Stan was a St. Louis icon and hands down the greatest ball player to ever step up to the plate. Many generations knew him and will never forget him. Many will remember him for his baseball, racking up stats and breaking records that had been set by the likes of the “Great Bambino” Babe Ruth. Musial’s baseball career was nothing short of extraordinary.
Stan was in 24 All-Star games. He recorded over 170 stolen bases and cranked out over 470 career homeruns. He ended his career with 1,815 hits at home and a consistent 1,815 hits on the road. At one time Stan even asked for a pay cut because he wasn’t playing well. Stan left the sport he loved in 1944 to defend the country he loved during World War II. He missed the 1945 season and returned in 1946 to receive his second MVP award and play in his third World Series. In 2011, President Barack Obama bestowed upon him the Presidential Medal of Freedom, the nation’s highest civilian honor.
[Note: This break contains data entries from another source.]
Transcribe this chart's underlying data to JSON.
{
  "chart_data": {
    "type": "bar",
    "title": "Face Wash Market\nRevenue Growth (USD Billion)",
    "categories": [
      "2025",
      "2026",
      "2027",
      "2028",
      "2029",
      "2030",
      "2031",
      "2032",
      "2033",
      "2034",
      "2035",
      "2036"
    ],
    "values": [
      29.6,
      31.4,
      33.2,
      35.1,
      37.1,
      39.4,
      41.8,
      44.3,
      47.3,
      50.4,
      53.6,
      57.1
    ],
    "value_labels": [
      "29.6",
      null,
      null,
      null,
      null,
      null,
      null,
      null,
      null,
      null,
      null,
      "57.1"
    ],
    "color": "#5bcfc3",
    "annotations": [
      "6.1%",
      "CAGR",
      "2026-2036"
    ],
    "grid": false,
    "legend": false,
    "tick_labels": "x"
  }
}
“Stan remains, to this day, an icon, untarnished; a beloved pillar of the community; a gentleman you’d want your kids to emulate,” said President Barack Obama.
There’s no doubt in anyone’s mind that Stan “The Man” Musial shaped baseball. He also shaped people’s lives. After Musial passed, stories poured out as St. Louis fans, friends and his family members shared. The majority of the stories were not about his career, but rather about how “the Man” lived his life off the field. He never hesitated to sign autographs and he never blew off the media. Everyone seems to have only good things to say about Stan Musial.
This makes me think about my own life. I know I’ve touched on this topic before, but how are you going to be remembered? When we pass from this world, what legacy will we leave behind?
I know I’ll never have the same status as Stan “The Man” Musical, but as Obama said, he’s a gentleman you’d want your kids to emulate. Can you say that about yourself? In my case, I know there are people who will remember me for certain events in which I’ve had a part, or because of something I’ve written or said. I just hope the image I’ve projected is a positive one. I know Stan “The Man” Musical inspired me, and I never met the man in person. He inspired(s) me to be a better person, more encouraging and understanding. Wouldn’t that be a great legacy for any of us to leave behind?